First, there are the technical issues, which can easily be overcome by more advanced technology. Virtual reality headsets are getting more powerful, smaller, and lighter. Any technological problem will eventually be solved with improved technology. The problem is never overcoming technical problems but in overcoming people problems.
That’s the second problem with virtual reality. What problem does it solve?
Mobile phones gained rapid adaptation because people immediately saw the advantages of staying in touch with others anywhere they went. In the old days, you had to rely on pay phones to make calls but you could never receive a call unless you went to your home or office. Mobile phones solved that problem by making it easy to make and receive calls inexpensively. Because mobile phones solved a real-world problem, it’s no surprise that mobile phones have become commonplace even among homeless people and third World nations.
Knowing that mobile phone adoption exploded because it solved a real problem, ask yourself what real problem does virtual reality solve? Right now the biggest markets for virtual reality appear to be games. While games can be entertaining, they’re probably not worth spending hundreds of dollars to buy when far less expensive games are available. While virtual reality games can immerse you in the game that a game console or tablet game could never do, is it worth paying more for that immersive experience just to play a game?

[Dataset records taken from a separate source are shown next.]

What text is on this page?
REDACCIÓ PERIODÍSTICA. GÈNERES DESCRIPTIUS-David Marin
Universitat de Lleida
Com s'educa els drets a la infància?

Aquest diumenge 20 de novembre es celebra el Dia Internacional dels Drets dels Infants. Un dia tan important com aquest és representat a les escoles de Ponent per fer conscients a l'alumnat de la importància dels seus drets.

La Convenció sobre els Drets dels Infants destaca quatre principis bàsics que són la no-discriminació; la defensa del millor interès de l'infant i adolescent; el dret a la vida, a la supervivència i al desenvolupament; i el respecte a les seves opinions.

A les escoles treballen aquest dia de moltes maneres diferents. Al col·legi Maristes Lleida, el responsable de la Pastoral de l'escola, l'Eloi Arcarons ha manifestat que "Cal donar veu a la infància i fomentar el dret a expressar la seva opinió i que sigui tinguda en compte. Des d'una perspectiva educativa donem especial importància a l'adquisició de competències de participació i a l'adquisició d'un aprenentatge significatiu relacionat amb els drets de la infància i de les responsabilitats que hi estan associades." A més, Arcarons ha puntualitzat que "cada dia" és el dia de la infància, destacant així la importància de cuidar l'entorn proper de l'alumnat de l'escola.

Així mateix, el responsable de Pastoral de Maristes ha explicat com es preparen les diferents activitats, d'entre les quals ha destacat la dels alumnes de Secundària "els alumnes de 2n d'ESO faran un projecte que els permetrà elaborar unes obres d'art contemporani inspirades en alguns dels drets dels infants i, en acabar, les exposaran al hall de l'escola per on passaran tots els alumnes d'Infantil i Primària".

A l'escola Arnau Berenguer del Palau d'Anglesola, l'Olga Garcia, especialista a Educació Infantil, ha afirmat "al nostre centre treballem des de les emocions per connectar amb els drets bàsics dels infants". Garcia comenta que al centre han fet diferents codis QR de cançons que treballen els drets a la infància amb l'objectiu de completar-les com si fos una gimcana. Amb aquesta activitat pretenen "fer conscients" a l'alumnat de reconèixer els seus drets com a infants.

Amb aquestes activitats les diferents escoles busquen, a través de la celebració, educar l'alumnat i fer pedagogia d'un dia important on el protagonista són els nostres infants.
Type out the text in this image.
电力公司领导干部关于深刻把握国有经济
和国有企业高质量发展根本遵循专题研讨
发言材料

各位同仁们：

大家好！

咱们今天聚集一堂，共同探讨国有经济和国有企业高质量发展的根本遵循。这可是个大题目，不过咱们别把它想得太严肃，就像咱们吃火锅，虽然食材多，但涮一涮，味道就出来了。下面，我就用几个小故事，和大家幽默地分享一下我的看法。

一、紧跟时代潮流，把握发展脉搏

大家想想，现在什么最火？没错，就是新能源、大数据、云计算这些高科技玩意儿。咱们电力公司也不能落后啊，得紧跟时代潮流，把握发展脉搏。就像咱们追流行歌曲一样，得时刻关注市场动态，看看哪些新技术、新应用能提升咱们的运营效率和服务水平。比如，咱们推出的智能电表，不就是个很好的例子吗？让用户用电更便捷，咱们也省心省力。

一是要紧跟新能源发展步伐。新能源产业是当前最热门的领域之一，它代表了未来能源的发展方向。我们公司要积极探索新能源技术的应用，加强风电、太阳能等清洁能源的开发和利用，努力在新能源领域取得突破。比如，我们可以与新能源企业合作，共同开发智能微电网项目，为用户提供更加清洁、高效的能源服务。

Perhaps the huge strike against virtual reality is how it works by strapping a device to your face. That takes effort to put on and take off, and it blocks out your view of your surroundings. You can easily use a mobile phone anywhere you want (even movie theaters, much to the dismay of other people). Mobile phones are convenient to carry and use. Virtual reality headsets are not.
Nobody’s going to carry a virtual reality headset around in public, just on the off chance they might need it. Nobody’s going to wear a virtual reality headset all day long unless it’s specifically related to their work. Virtual reality headsets have limited application and limited appeal. Right now they’re too expensive but ignoring that issue since costs always come down, virtual reality headsets require you to adjust your life to carrying and wearing a headset while providing you with limited advantages.
People didn’t really have to change their lives around to use a PC since a PC typically replaced a typewriter, adding machine, and Rolodex filing cards. Good technology replaces existing technology with far more advantages than disadvantages. Bad technology replaces nothing and offers far more disadvantages than advantages.
Mobile phones helped kill landline telephones. PCs helped kill adding machines and typewriters. What ancient technology does virtual reality replace?
Until virtual reality companies can clearly identify a compelling reason for most people to use it, there won’t be much money in virtual reality. Facebook’s investment of $2 billion dollars to acquire Oculus means nothing if they can’t find a reason to get people to buy, let alone use, an Oculus virtual reality headset. All the millions poured into Magic Leap won’t matter if they can’t clearly identify a pressing problem that virtual reality solves.
Technology can only advance as fast as people are willing to use it, and nobody wants to use anything new unless it offers drastically improved advantages over what they may be using now. Ask companies like Oculus or Magic Leap what problem they’re solving and chances are good they can’t tell you, and that pretty much tells you the future of Magic Leap and other virtual reality companies right there.